I CAN’T BELIEVE HOW EASY IT IS TO GROW BEANS.
I just can’t believe it.
I planted some pole peans in pots in my window a few weeks ago ago to see if it’d be feasible to create a natural, edible curtain (see The Urban Homestead for a more detailed description) and they’ve gone from seedlings to this:
Sorry for the bad photography – my mom gave me an expensive digital camera and I don’t know how to work it. But incredible, right? These things have been growing a couple of inches a day. Even better, they’re self-seeding (meaning they don’t need to be cross-pollinated by bees and other insects), so they start producing fruit as soon as they’re mature. Here’s one of the little flowers that started forming once the stalk was a few feet high:
And here’s a wee bean that emerged when the flower died.
Here’s the bean now!
Stir-fry, here we come.
Now, I have this problem wherein any vegetable I try to grow in a pot turns into a bonsai vegetable – so far, I’ve given up on my bonsai spinach, bonsai lettuce, and bonsai scallions. Some problem with root space, I guess, I don’t know. So I’m bracing myself for the possibility that these beans won’t get any bigger. If they do, though, I’ll have to get some stronger strings.
To grow your own bean curtain, you’ll need:
– runner beans (NOT bush beans)
– enough large pots to cover a windowsill
– potting soil
– a paperclip
– a ceiling hook or nail
– yarn, twine, or other thick string
Beans will only germinate in warm soil, so choose a sunny south-facing window. (Planting them here has the added benefit of deflecting sunlight and cooling your house in the summer. Just make sure you don’t bake them – beans don’t produce much when it’s too hot.) Plant them about an inch deep in damp (not soggy) soil. Unfold the paperclip so that it looks like a U, and stick it into the soil about an inch away from the bean so that there’s a little metal loop sticking up. Feed the string through the loop and tie it onto the ceiling hook. (Right now I’m using pushpins, which I know is an astronomically bad idea. I’m currently searching for alternatives that won’t get me in trouble with the landlord.)
That’s… uh, pretty much it, actually. Keep the soil moist (dig down a couple of inches before you water it, since surface soil is often much dryer or wetter than deeper soil), give it a little organic potassium-rich fertilizer if you want, and just watch the magic happen. Remember to pick each bean when it’s still young and tender. The flavor will be better that way, and the plant will keep producing as long as it perceives its beans disappearing.
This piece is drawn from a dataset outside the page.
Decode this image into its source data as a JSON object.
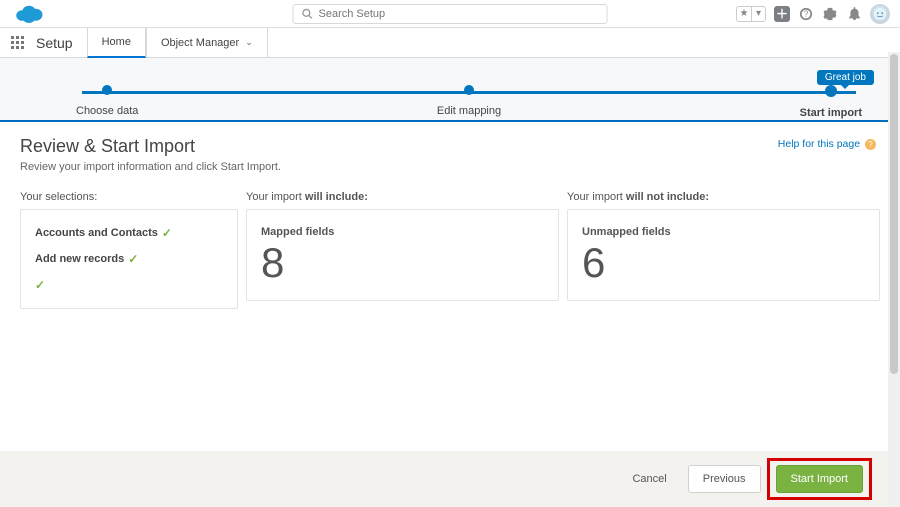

If you’ve got a yard, you can build a bean teepee. Just take a bunch of long poles, stake them into the ground and tie them together on top, and plant 3 or 4 beans around the base of each one. If you make several small ones, your kids will love you forever, and if you make one big one, you can spend your May weekends reading Walden in your leafy getaway.
Or, if you live in a warm climate, consider using runner beans for Sukkot. You’ll have to do some advance planning here. Build your sukkah out of trellises or poles about two months before Sukkot, and plant the beans around them. You may want to hold off on the roof at first, just to make sure the beans get enough sunlight. If all goes well (keep in mind I’ve never tried this), the walls will fill themselves in gradually, and you can eat your first harvest on the first day! After the vines have stopped producing, simply use them for mulch or compost when you tear down the sukkah. I know having your sukkah up for like three months is a significant departure from Jewish tradition, but I mean, hey, beans. Just think about that. Besides, Sukkot is a harvest festival anyway, and there’s something beautiful about shelter that builds itself.
In conclusion, beans beans beans, I love them. The end.